Manipulating the Microbiome
“An important and clinically relevant issue is whether manipulation of the intestinal microbiome could turn patients [who] are nonresponsive to immune checkpoint blockade into responders,” wrote Christian Jobin, Ph.D., of the University of Florida, in an editorial that accompanied the three research articles.
“These studies report a fascinating interaction between intestinal bacteria and antitumor efficacy of [immune checkpoint inhibition] in patients,” suggesting that tweaking individual patients’ microbiomes has potential to modify the effects of these immunotherapy drugs, Dr. Jobin continued.
Other factors besides the microbiome are also known to affect whether immunotherapy works, explained Dr. Johnson. For example, he said, the immune system seems more likely to recognize and target tumors with a greater number of genetic mutations.
Research studies testing many different ways to improve responses to immunotherapy are currently underway, he added. These include testing new drugs that stimulate the immune cells that recognize tumors and drugs that suppress cells that can dampen the immune response.

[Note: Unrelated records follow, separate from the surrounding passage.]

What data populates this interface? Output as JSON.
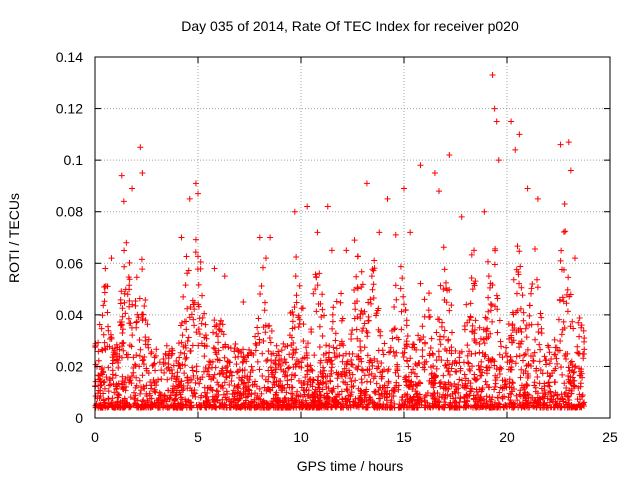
{
  "chart_data": {
    "type": "scatter",
    "title": "Day 035 of 2014, Rate Of TEC Index for receiver p020",
    "xlabel": "GPS time / hours",
    "ylabel": "ROTI / TECUs",
    "xlim": [
      0,
      25
    ],
    "ylim": [
      0,
      0.14
    ],
    "x_ticks": [
      0,
      5,
      10,
      15,
      20,
      25
    ],
    "x_tick_labels": [
      "0",
      "5",
      "10",
      "15",
      "20",
      "25"
    ],
    "y_ticks": [
      0,
      0.02,
      0.04,
      0.06,
      0.08,
      0.1,
      0.12,
      0.14
    ],
    "y_tick_labels": [
      "0",
      "0.02",
      "0.04",
      "0.06",
      "0.08",
      "0.1",
      "0.12",
      "0.14"
    ],
    "grid": true,
    "marker": "plus",
    "series_color": "#ff0000",
    "grid_color": "#a0a0a0",
    "data_x_range_hours": [
      0,
      23.75
    ],
    "series": [
      {
        "name": "ROTI",
        "points": [
          [
            0.5,
            0.058
          ],
          [
            0.8,
            0.062
          ],
          [
            1.3,
            0.094
          ],
          [
            1.4,
            0.084
          ],
          [
            1.8,
            0.089
          ],
          [
            2.2,
            0.105
          ],
          [
            2.3,
            0.095
          ],
          [
            4.2,
            0.07
          ],
          [
            4.6,
            0.085
          ],
          [
            4.9,
            0.091
          ],
          [
            5.0,
            0.087
          ],
          [
            5.8,
            0.058
          ],
          [
            6.3,
            0.055
          ],
          [
            7.2,
            0.045
          ],
          [
            8.0,
            0.07
          ],
          [
            8.3,
            0.062
          ],
          [
            8.5,
            0.07
          ],
          [
            9.7,
            0.08
          ],
          [
            10.3,
            0.082
          ],
          [
            10.8,
            0.072
          ],
          [
            11.3,
            0.082
          ],
          [
            11.5,
            0.065
          ],
          [
            12.2,
            0.065
          ],
          [
            12.6,
            0.069
          ],
          [
            13.2,
            0.091
          ],
          [
            13.8,
            0.072
          ],
          [
            14.2,
            0.085
          ],
          [
            14.6,
            0.071
          ],
          [
            15.0,
            0.089
          ],
          [
            15.3,
            0.072
          ],
          [
            15.8,
            0.098
          ],
          [
            16.5,
            0.095
          ],
          [
            16.7,
            0.088
          ],
          [
            17.2,
            0.102
          ],
          [
            17.8,
            0.078
          ],
          [
            18.4,
            0.065
          ],
          [
            18.9,
            0.08
          ],
          [
            19.3,
            0.133
          ],
          [
            19.4,
            0.12
          ],
          [
            19.5,
            0.115
          ],
          [
            19.6,
            0.1
          ],
          [
            20.2,
            0.115
          ],
          [
            20.4,
            0.104
          ],
          [
            20.6,
            0.11
          ],
          [
            21.0,
            0.089
          ],
          [
            21.5,
            0.085
          ],
          [
            22.6,
            0.106
          ],
          [
            22.8,
            0.083
          ],
          [
            23.0,
            0.107
          ],
          [
            23.1,
            0.096
          ],
          [
            23.3,
            0.062
          ],
          [
            23.6,
            0.035
          ]
        ]
      }
    ]
  }
}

So, in addition to manipulating the microbiome, “there’s a whole host of other approaches that have also shown promise. And I don’t think these things are mutually exclusive, and may ultimately prove complementary,” Dr. Johnson concluded.
Immune Cells May Be the Important Players in Immunotherapy Response
Two new studies, published February 1 in the Journal of Clinical Investigation, hint that a patient’s immune cells may play a much more important role in the response to a type of immune checkpoint inhibitor than do tumor cells themselves.
In one study, researchers from the University of Texas Southwestern Medical Center in Dallas, found that, in mouse models, whether tumor cells expressed the protein targeted by the therapy was largely irrelevant in predicting whether the drug worked.
Instead, it appeared to be the presence of the drug’s target on immune cells called myeloid cells that seemed to determine whether tumors shrank in response to the treatment.
The second study, from researchers at the University of Michigan, found similar results in mouse models of cancer. And when the researchers looked at tissue samples from patients with melanoma or ovarian cancer who had been treated with the same type of checkpoint inhibitor, they found that almost 75% of patients had expression of the drug’s target only in non-tumor cells. The higher the expression of the drug’s target in the immune cells, the more likely patients were to have responded to the drug.